Nur 23 km von der „Kreisgrabenanlage“ Goseck entfernt, liegt der „Mittelberg“ von Wangen-Nebra an der Unstrut, wo die „Himmelsscheibe“ (32 cm im Durchmesser) im Sommer 1999 - etwas unterhalb des Gipfels - gefunden wurde. Die Kalenderscheibe zeigt in Form von Goldblech-Applikationen Sonne, Mond, Plejaden, insgesamt 32 goldene Sterne und die Himmelsbarke. Die ehemals beiden goldenen Randleisten (eine fehlt) zeigen jeweils die Horizontbezirke an in deren Bereiche die Sonne im Osten auf- und im Westen untergeht. Diese Sonnenwegs-Bereiche beziehen sich auf einen Breitengrad, etwa Höhe Magdeburg -, sie sind ablesbar wenn der Kalenderwart die Scheibe über den Kopf hält, so dass die Sonnenbarke in Richtung Süden gerichtet wird. - Die ODING-Kalenderrunen sind im Vortrags-Poster so eingetragen wie sie dem jeweiligen Jahres-Sonnenstand entsprechen. Nach den Erklärungen des Hamburger Astronomen Rahlf Hansen verschlüsselt die Himmelsscheibe eine komplexe Schaltregel, die dazu diente, Sonnen- und Mondjahr in Einklang zu bringen. Schaltungen waren damals ebenso nötig wie zur ODING-Kalenderbestimmung im Beginn unserer Zeitrechnung. Die Darstellungen auf der Scheibe setzen eine über Generationen währende genaue Himmelsbeobachtung und einen hohen symbolistischen Abstraktionsgrad voraus. Ganz natürlich lässt das matellurgische und astronomische Kustwerk der „Mittelberg-Scheibe“ mancherlei Rückschlüsse auf das frühgermanische Weltbild der Bronzezeit zu.

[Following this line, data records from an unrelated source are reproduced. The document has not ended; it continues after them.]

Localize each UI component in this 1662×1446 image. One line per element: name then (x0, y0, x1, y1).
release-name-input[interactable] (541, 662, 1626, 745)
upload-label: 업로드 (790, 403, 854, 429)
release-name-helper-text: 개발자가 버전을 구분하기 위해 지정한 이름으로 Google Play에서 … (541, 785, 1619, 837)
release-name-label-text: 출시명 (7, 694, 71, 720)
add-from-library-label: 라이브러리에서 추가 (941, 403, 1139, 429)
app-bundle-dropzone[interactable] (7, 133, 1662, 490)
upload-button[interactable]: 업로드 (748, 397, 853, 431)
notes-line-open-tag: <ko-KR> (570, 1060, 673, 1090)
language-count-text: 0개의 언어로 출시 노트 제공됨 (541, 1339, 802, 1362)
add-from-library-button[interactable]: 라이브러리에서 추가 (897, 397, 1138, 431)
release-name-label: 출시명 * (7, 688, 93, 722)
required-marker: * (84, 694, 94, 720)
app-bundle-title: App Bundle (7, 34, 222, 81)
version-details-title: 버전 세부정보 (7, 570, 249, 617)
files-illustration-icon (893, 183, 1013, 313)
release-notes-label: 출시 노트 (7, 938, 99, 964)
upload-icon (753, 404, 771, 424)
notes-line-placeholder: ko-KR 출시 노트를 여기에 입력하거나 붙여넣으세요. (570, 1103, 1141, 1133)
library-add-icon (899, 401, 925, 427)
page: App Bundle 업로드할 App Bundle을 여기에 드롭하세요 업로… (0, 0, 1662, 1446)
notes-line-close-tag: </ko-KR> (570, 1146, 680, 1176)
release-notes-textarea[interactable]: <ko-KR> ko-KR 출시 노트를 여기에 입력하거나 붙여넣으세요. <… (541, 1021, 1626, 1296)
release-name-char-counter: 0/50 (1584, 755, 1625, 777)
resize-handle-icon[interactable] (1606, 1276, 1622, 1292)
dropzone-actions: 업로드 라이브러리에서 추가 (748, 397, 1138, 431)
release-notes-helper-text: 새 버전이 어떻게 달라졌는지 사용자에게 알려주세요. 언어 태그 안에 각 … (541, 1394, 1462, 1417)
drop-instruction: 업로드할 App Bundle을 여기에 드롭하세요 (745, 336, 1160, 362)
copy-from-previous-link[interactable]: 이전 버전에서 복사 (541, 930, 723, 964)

Die Himmelsscheibe stammt aus der Bronzezeit vor um 3.600 bis 4.000 Jahren. Der Mittelberg selbst war ein Kalenderberg, denn von ihm aus wurden die wichtigen Jahres-Festpunkte angepeilt; die Sonne geht zum Beginn des Sommerhalbjahres hinter dem Kyffhäuser und zur Sommersonnenwende hinter dem Brocken unter. Schon in der Jungsteinzeit ist er als Observatorium genutzt worden. Wurde die Himmelsscheibe von einem Parawari (Heiltumswart) auf dem Mittelberg so über den Kopf gehalten, dass die beiden seitlichen Randbögen exakt in Ost-West-Richtung zu stehen kommen, ist die Scheibe als Kalender zu benutzten, z.B. können mit diesem Zeitbestimmungsapparat die Sonnenwenden und -Gleichen festgestellt werden (Original im Mus. Halle).
Mitteleuropäische Meister der Zeitberechnung
Auch die Zeichen auf der tönernen neolithischen Handtrommel aus einem Grab bei Hornsömmern (Krs. Langensalza) sind als Kalendermarken höchst wahrscheinlich gemacht worden. So ergibt beispielsweise die zweite Reihe der 4 Gruppierungen von horizontalen Strichelungen eine Gesamtanzahl von 365. (Freerk, Haye Hamkens, „Das nordische Jahr und seine Sinnbilder“, 1936, S. 14 ff)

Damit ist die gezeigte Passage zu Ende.